Confirmation of how infrequent musical meetings can be as engaging as those with expected partners, are these five improvisations by Montréal alto saxophonist Yves Charuest and London-based violist Benedict Taylor. The two briefly collaborated a couple of years previously in Taylor's home town and decided to record when the fiddler visited Québec.
Easily enough they swiftly work out a strategy that is both complementary and challenging. Charuest's strained aviary whistles and peeps concentrated with tongue slaps and upwards flattement evolve in counterpoint to Taylor's downwards moving weighty stops and sul tasto glissandi.
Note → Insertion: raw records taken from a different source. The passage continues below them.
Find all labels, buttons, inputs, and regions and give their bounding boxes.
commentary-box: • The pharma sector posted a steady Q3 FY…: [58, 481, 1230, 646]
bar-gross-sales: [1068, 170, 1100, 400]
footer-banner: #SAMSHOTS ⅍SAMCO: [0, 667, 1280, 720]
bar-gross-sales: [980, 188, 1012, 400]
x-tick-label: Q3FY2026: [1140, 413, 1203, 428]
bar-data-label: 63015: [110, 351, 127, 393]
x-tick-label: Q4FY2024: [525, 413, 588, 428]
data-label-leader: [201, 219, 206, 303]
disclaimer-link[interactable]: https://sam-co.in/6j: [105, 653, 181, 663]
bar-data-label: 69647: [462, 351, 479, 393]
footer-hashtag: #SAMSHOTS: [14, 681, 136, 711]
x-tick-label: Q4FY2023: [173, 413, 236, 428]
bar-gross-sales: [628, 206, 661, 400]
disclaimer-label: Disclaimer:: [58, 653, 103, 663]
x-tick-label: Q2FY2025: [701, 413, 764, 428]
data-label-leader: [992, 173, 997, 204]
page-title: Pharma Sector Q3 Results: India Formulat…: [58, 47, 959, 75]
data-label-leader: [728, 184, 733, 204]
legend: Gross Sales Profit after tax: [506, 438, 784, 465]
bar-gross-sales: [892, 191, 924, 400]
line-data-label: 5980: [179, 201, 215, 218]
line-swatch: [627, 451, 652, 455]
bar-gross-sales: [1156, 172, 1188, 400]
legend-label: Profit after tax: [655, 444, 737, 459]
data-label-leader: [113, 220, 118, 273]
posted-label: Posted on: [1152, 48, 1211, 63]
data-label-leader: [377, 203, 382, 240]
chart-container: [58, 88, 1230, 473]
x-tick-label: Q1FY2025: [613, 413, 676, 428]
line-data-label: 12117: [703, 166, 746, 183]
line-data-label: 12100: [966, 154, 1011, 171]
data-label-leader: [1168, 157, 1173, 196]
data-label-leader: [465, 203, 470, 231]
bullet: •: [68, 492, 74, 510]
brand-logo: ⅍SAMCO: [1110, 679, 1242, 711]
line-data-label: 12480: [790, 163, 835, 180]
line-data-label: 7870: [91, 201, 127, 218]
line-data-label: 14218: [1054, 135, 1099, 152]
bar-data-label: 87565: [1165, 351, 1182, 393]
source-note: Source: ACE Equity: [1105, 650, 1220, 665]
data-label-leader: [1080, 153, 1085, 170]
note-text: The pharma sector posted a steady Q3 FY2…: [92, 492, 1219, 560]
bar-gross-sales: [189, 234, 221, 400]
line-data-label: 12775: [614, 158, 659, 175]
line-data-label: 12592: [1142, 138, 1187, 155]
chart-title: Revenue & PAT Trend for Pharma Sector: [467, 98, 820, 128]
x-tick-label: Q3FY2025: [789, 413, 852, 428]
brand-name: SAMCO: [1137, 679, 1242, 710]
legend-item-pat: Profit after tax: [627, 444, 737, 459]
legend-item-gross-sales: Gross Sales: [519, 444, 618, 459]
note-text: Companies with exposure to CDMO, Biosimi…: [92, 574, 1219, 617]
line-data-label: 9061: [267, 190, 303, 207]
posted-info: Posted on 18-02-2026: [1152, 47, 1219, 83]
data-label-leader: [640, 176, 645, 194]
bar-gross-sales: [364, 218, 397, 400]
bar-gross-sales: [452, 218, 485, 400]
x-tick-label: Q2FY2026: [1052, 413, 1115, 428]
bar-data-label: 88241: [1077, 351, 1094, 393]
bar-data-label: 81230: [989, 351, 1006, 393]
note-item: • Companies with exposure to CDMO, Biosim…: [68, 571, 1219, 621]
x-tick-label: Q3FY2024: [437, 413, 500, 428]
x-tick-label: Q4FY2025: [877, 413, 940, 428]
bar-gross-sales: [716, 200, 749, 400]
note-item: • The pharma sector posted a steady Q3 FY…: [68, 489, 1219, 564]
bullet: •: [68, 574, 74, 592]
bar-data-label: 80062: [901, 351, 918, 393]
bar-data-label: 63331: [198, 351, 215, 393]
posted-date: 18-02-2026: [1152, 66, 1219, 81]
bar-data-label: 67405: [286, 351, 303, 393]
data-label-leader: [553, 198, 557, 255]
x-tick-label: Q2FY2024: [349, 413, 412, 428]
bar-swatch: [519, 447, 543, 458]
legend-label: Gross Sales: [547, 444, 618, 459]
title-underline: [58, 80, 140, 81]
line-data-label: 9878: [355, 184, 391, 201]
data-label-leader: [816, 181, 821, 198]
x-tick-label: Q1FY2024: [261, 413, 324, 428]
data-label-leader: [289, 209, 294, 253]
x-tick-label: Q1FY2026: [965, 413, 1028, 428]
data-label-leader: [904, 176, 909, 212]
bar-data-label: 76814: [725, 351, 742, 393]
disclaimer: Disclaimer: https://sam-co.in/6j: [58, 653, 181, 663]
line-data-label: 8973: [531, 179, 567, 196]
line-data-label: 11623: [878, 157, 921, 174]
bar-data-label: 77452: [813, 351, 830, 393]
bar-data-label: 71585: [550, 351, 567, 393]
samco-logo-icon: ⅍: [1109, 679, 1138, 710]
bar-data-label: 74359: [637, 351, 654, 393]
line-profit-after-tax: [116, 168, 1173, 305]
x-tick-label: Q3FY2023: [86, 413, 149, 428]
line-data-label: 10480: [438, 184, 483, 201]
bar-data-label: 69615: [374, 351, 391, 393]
If stretched reed bleats or squeakier spiccato string runs threaten to pitch the duet from dissonance to atonality, a course reversal re-establishes double counterpoint.
While irregular multiphonics and split-second adjustments from high to low pitches or lyrical to fragmented expositions vibrate throughout the session, the most extensive elaboration is in the introductory "Ossel Hitch" and subsequent "Round Lashing". As the first sets up parameters it also highlights string stropping and sawing double or triple stopping which adds vitality to the saxophonist's parched within-the-horn squawks and dissected scoops. Eventually Taylor's pizzicato strums concentrate reed peeps to concordance.
More of the same, "Round Lashing" adheres together both players' dissonant tones as multiple string strategies and reed extensions become wider. even as elevated timbres are torqued. With the exposition involving both equally, despite continued reed whistles or tongue slaps on one side and thinner buzzsaw-like string spawls on the other, vibrating expressiveness is attained.
Background or geography should never stand in the way of connecting textures in an adept and efficient free music program. The profound association expressed during Knotted Threads' five improvisations provide confirmation of this truism.